‘Climate inaction’ costing lives … A BBC-world news item drew my attention to a new Oxfam report Climate Wrongs and Human Rights, in which a clear connection is made between climate change and human rights (such as: the right to life and security, the right to food, the right to subsistence, the right to health, all internationally recognized human rights that are threatened by the consequences of global warming and climate change). This is a very important connection. Indeed, we usually think about climate change in terms of sciences or in terms of economy (targetting mainly the energy resources and the offsetting) … and the latter can give rise to a very cynical cost calculation and balance. A Jesuit of SJS (the Jesuit Social Justice Secretariat in Rome) once told me: “if the connection is not made between climate change and social justice, we won’t be able to motivate people”. Well, this document should do the trick! There is no way to hide anymore: not acting responsibly in the context of climate change, not changing one’s lifestyles that are directly involved in causing climate change (however small this contribution may be) means infringing upon the human rights of mainly poor people … in Christian terminology: it’s sin. And I would add passionately: those who didn’t know, should know now: they move from ignorance to sin. The focus on human rights allows for a powerful moral perspective and an emphasis on responsibility.
Oxfam is not naive. It opens a competition for suggestions on how to bring these offenses on human rights to court, ánd it suggests policies of mitigation and adaptation along a set of human rights principles: guarantee a core minimum – a basic standard of rights for all; focus on vulnerability and those whose rights are most at risk; ensure participation of people whose rights are affected by policies; provide accountability and remedies for violations; deliver on international co-operation to realise rights worldwide. It is very concrete and makes us realize how much depends on us and our political will and commitments.
If I would be allowed one comment, at least with regard to the Executive Summary, which is what I have read, I would broaden the emphasis on states, not in the direction of companies because that is done, but in the direction of more international and global institutions. I am wondering whether the concept of states – even in the distinction between rich and poor countries, as the geographical wealth distribution is more complex than that – is still the most workable political and visionary (strategic) perspective, and to focus on the responsibility of states seems to me to be important, but by far not enough for the global, worldwide crisis of global warming and climate change.

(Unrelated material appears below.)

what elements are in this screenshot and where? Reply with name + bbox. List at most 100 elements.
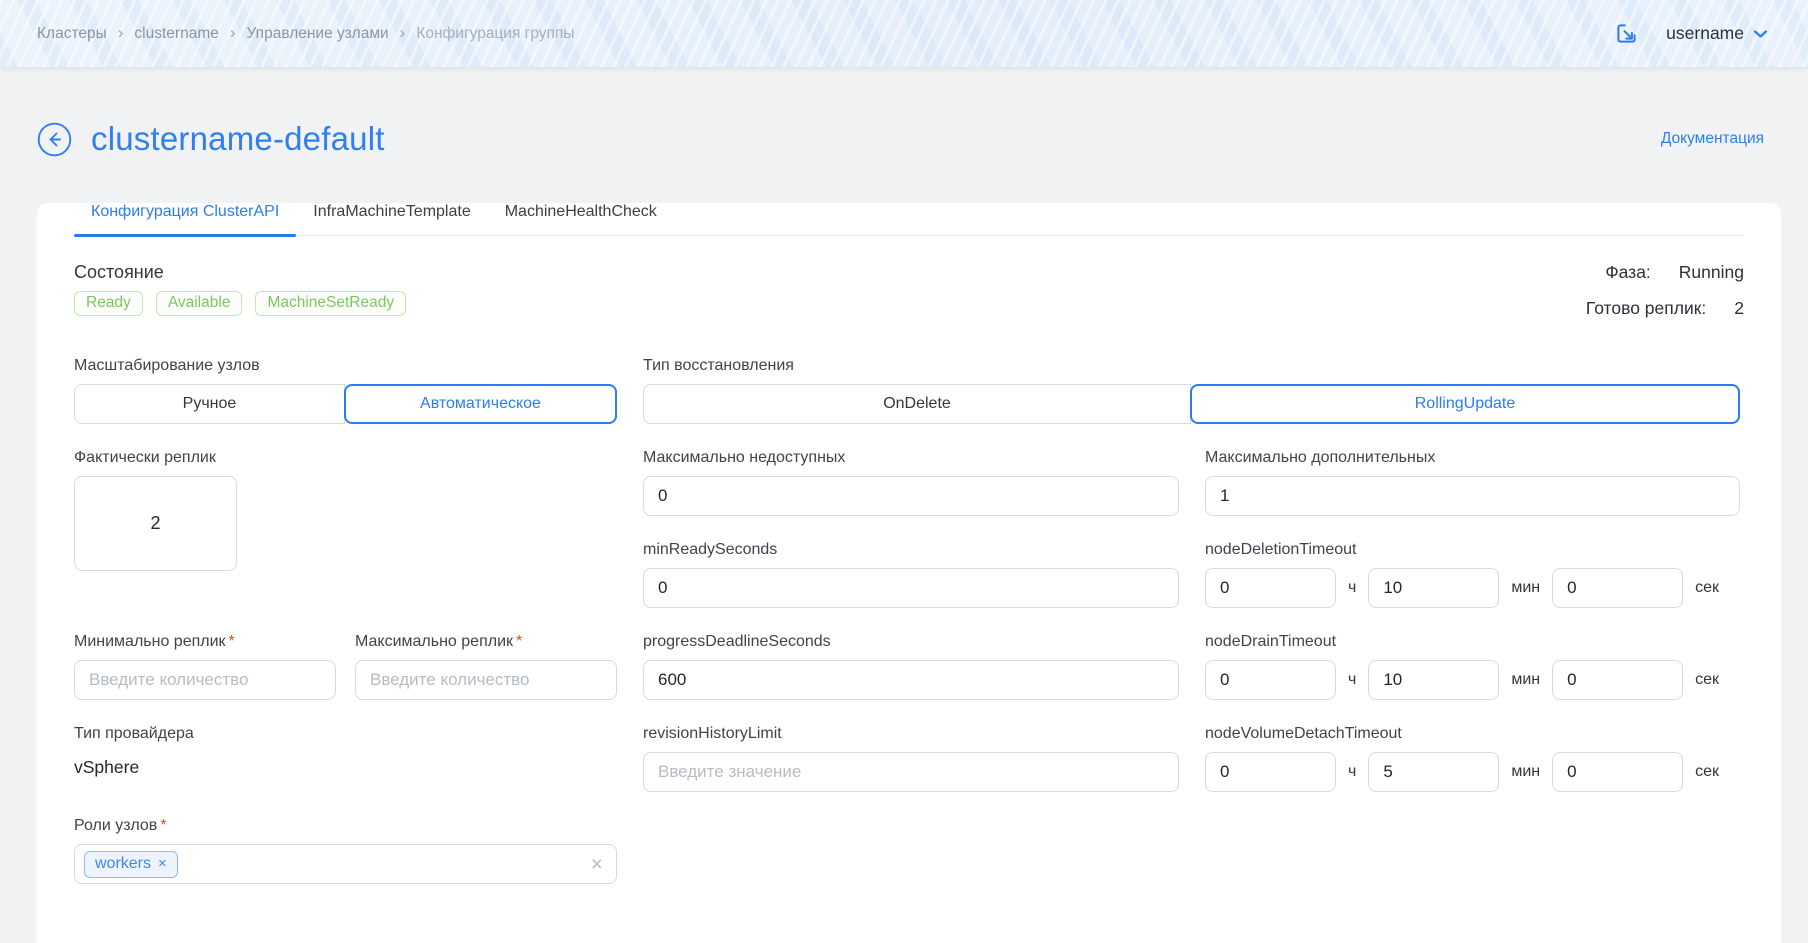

The fellow Jesuit at SJS is right … this Oxfam document will help. The Society of Jesus, as one of the worldwide Roman Catholic organisations working at various levels (presence in the fields of suffering, capacity for reflection and transdisciplinary analysis up to the highest academic standards, active in networks that can powerfully affect public opinion and political decision-making, with entries in the mass media and on the internet, tapping into spiritual resources and offering those to people, …), is a wonderful platform to work on the worldwide perspective. So is the Roman Catholic Church as a whole … One may expect that the awareness of a severe sin of omission when not acting, will spur us into ever more real, concrete and universal, service.